China has said blind activist Chen Guangcheng can apply to study abroad, suggesting an end may be near to a diplomatic crisis that has caused a strain in relations between Beijing and Washington.
"If he wants to study abroad, he can apply through normal channels to the relevant departments in accordance with the law, just like any other Chinese citizen," Liu Weimin, foreign ministry spokesman, said in a brief statement on Friday.
Even as the foreign ministry statement announced the slight concession, Chen remained in a guarded Beijing hospital ward, unable to see US officials.
"I can only tell you one thing. My situation right now is very dangerous," Chen was quoted by Associated Press as saying.
"For two days, American officials who have wanted to come and see me have not been allowed in."
The announcement by the Chinese foreign ministry follows a public appeal by Chen, who spoke by phone to a US congressional hearing on his case, asking to be allowed to spend some time in the US.
"I want to come to the US to rest. I have not had a rest in 10 years," Chen said, his comments made on a mobile telephone that was held up to a microphone at the hearing.

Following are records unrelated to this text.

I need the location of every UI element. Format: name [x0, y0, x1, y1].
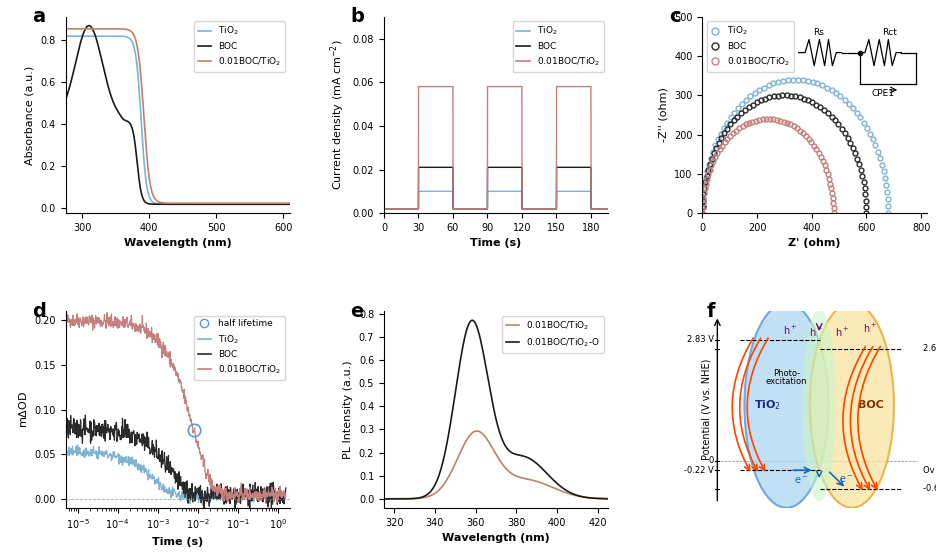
Text: c: c	[668, 7, 680, 26]
Y-axis label: PL Intensity (a.u.): PL Intensity (a.u.)	[344, 360, 353, 459]
Ellipse shape	[802, 309, 836, 502]
Y-axis label: Absorbance (a.u.): Absorbance (a.u.)	[25, 65, 35, 165]
Text: 0: 0	[709, 456, 713, 465]
Legend: TiO$_2$, BOC, 0.01BOC/TiO$_2$: TiO$_2$, BOC, 0.01BOC/TiO$_2$	[194, 21, 285, 71]
Text: TiO$_2$: TiO$_2$	[754, 398, 782, 412]
X-axis label: Time (s): Time (s)	[152, 537, 203, 547]
Text: h$^+$: h$^+$	[863, 322, 878, 335]
Y-axis label: m$\Delta$OD: m$\Delta$OD	[17, 391, 29, 428]
Text: b: b	[350, 7, 364, 26]
Text: e: e	[350, 301, 364, 320]
Ellipse shape	[744, 303, 828, 508]
Text: 2.83 V: 2.83 V	[687, 335, 713, 344]
X-axis label: Z' (ohm): Z' (ohm)	[788, 238, 841, 248]
Text: h$^+$: h$^+$	[783, 324, 797, 337]
X-axis label: Wavelength (nm): Wavelength (nm)	[124, 238, 231, 248]
Text: -0.65 V: -0.65 V	[923, 484, 936, 493]
Legend: TiO$_2$, BOC, 0.01BOC/TiO$_2$: TiO$_2$, BOC, 0.01BOC/TiO$_2$	[707, 21, 794, 71]
Ellipse shape	[810, 303, 894, 508]
Text: Ov state: Ov state	[923, 466, 936, 475]
Text: e$^-$: e$^-$	[839, 474, 854, 485]
Text: 2.63 V: 2.63 V	[923, 344, 936, 353]
Legend: TiO$_2$, BOC, 0.01BOC/TiO$_2$: TiO$_2$, BOC, 0.01BOC/TiO$_2$	[513, 21, 604, 71]
Text: -0.22 V: -0.22 V	[684, 466, 713, 475]
Text: f: f	[707, 301, 715, 320]
Text: e$^-$: e$^-$	[795, 475, 809, 487]
Text: BOC: BOC	[857, 400, 884, 410]
Text: d: d	[32, 301, 46, 320]
Text: h$^+$: h$^+$	[835, 326, 850, 339]
Legend: half lifetime, TiO$_2$, BOC, 0.01BOC/TiO$_2$: half lifetime, TiO$_2$, BOC, 0.01BOC/TiO…	[194, 316, 285, 379]
Y-axis label: -Z'' (ohm): -Z'' (ohm)	[659, 88, 668, 142]
Legend: 0.01BOC/TiO$_2$, 0.01BOC/TiO$_2$-O: 0.01BOC/TiO$_2$, 0.01BOC/TiO$_2$-O	[502, 316, 604, 353]
Text: Potential (V vs. NHE): Potential (V vs. NHE)	[701, 359, 711, 460]
Y-axis label: Current density (mA cm$^{-2}$): Current density (mA cm$^{-2}$)	[329, 40, 347, 190]
Text: excitation: excitation	[766, 377, 807, 386]
Text: a: a	[32, 7, 45, 26]
X-axis label: Wavelength (nm): Wavelength (nm)	[442, 533, 550, 543]
Text: Photo-: Photo-	[773, 369, 800, 378]
X-axis label: Time (s): Time (s)	[471, 238, 521, 248]
Text: h$^+$: h$^+$	[809, 326, 824, 339]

"I'm concerned most right now with the safety of my mother and brothers. I really want to know what's going on with them."
'Leave with Clinton'
News agencies citing the Daily Beast website said Chen wanted to leave China on the plane of Hillary Clinton, the US secretary of state, who is in Beijing for talks with Chinese leaders.
"My fervent hope is that it would be possible for me and my family to leave for the US on Hillary Clinton's plane," Chen said.
The controversy has overshadowed Clinton's Beijing trip. The secretary of state assured Hu Jintao, the Chinese president, that relations between the two countries are the strongest they had ever been.
The crisis erupted last week when Chen sought refuge in the US embassy. He stayed there for six days until Wednesday, when US officials took him to a Beijing hospital after assurances from the Chinese government that he and his family would receive better treatment.
The activist, who has been receiving treatment for a broken foot sustained during his escape, said US officials had left him alone there with his family, although he said he expected them to stay with him.
"Gary Locke, Campbell and the others took me to the hospital, but they have all left," he said, referring to US Ambassador Locke and senior diplomat Kurt Campbell.
Al Jazeera's John Terrett, reporting from Washington, DC, said it was unclear whether the US would allow Chen to leave with Clinton.
He said Beijing was angry with Washington for meddling in its domestic affairs and that it had sought an apology, though there were slim chances the US would apologise.
Chinese media criticised Washington for using Chen to demonise China.
"The fact that the US brought up the issue of Chen Guangcheng does not mean that the US really has any good will, but that it is full of desires to put on a show,'' the Beijing Times said.
Earlier, Chen told Al Jazeera that he feared for his safety: "The agreement between the US and China guaranteeing my safety has not been fully honoured."
Chen described the situation in his house as "very bad", saying authorities have installed seven cameras and that there are police in his home.
"There are lots of people there. They eat at my dining table, use my furniture. The situation isn't good. They also want to install an electric fence," Chen said of his home in Dongshigu Village in Shandong province.
The activist got in trouble with the Chinese authorities after his criticism of planning officials whom he accused of forcing thousands of women to have abortions or be sterilised as part of China's one-child policy.
Meanwhile, during talks in Beijing, Clinton pressed China on human rights but avoided mention of Chen, focusing on North Korea and Iran.